Bakanlığımız, 2010-2014 Millî Eğitim Bakanlığı Stratejik Planı’nda da kamuoyuna açıklandığı üzere dershanelerin özel okullara dönüşmesini kolaylaştıracak bazı teşvikleri öngören bir yasa önerisi hazırlığı içindedir. Ancak bu hazırlıklar esnasında en çok riayet edilen husus, başta dershane çalışanları, öğrenciler ve veliler olmak üzere hiç kimsenin mağdur edilmemesi, Türkiye’de özel sektörün eğitim alanında daha etkin bir biçimde yer alması ve okul dışı alternatif programlar uygulayan kurumlara bağımlılığın ortadan kaldırılmasıdır.

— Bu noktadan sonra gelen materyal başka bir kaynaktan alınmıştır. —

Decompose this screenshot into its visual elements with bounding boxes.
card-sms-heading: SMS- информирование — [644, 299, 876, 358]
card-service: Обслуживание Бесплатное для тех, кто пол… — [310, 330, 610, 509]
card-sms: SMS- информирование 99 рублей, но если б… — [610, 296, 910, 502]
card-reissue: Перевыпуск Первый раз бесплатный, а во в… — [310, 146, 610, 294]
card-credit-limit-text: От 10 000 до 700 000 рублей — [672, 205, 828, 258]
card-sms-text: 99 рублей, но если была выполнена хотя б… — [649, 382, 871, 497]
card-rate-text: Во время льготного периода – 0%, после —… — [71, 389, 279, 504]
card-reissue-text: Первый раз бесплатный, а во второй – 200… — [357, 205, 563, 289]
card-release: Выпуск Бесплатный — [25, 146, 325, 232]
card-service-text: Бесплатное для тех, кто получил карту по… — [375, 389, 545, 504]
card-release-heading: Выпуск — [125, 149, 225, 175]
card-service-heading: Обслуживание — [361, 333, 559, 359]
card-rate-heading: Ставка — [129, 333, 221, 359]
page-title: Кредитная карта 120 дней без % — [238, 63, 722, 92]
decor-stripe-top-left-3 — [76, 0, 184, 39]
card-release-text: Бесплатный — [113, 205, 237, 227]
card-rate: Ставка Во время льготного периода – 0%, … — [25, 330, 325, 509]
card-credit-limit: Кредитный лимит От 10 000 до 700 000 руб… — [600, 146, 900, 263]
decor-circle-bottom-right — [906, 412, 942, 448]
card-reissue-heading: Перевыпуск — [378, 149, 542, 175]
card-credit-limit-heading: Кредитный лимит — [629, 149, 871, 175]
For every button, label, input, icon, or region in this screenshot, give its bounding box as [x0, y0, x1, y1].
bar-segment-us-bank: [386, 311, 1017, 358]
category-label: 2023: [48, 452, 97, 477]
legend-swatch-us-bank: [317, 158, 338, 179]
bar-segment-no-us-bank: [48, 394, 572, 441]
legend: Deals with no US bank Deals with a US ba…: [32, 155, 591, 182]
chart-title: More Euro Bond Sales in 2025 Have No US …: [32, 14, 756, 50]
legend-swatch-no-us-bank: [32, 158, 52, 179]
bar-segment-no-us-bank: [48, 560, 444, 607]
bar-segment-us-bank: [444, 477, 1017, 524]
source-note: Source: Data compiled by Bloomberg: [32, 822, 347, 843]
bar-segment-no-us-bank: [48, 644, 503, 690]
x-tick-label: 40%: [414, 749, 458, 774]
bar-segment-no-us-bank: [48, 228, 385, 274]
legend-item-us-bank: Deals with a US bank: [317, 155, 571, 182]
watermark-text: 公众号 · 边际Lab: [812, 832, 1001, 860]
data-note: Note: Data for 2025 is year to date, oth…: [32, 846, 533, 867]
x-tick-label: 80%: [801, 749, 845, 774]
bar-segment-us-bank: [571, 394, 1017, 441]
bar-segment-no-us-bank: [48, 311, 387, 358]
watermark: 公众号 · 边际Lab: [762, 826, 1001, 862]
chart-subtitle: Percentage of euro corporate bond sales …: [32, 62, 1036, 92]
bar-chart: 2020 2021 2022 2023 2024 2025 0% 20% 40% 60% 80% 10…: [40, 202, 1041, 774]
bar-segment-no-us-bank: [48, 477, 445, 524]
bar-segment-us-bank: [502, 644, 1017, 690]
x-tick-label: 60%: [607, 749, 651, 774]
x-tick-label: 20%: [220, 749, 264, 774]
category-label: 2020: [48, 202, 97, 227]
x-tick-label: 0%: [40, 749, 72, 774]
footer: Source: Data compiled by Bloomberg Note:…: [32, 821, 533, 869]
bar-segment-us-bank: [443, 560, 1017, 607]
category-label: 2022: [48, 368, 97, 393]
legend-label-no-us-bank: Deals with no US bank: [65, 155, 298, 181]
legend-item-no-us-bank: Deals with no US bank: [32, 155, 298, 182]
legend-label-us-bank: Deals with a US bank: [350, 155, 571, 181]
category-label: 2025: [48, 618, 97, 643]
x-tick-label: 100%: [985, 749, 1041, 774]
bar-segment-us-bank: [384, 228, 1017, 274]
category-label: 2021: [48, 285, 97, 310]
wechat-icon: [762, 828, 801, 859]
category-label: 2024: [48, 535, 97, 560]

Bu kapsamda, “haberde” ileri sürüldüğü gibi dershanelere para cezası uygulamak, sıkıyönetim uygulamaları getirmek, yazı-reklam-broşür yayınlayan dershanelere maddî yaptırım getirmek gibi alenen yalan ve ilgili kamuoyunu kışkırtıcı ifadeler taslak metinde kesinlikle bulunmamaktadır. Tam aksine Bakanlığımızca yapılan ve yakında ayrıntıları paylaşılacak olan çalışmalarda, dershanelerin özel okula dönüştürülmesi için birçok alternatif ve teşvikler öngörülmektedir.
Bu “haber”lerde yer alan bir diğer yalan da, söz konusu yasal düzenlemelerin TBMM’de olağan yasalaşma süreçlerinin dışına çıkılarak yapılacağı iddiasıdır.”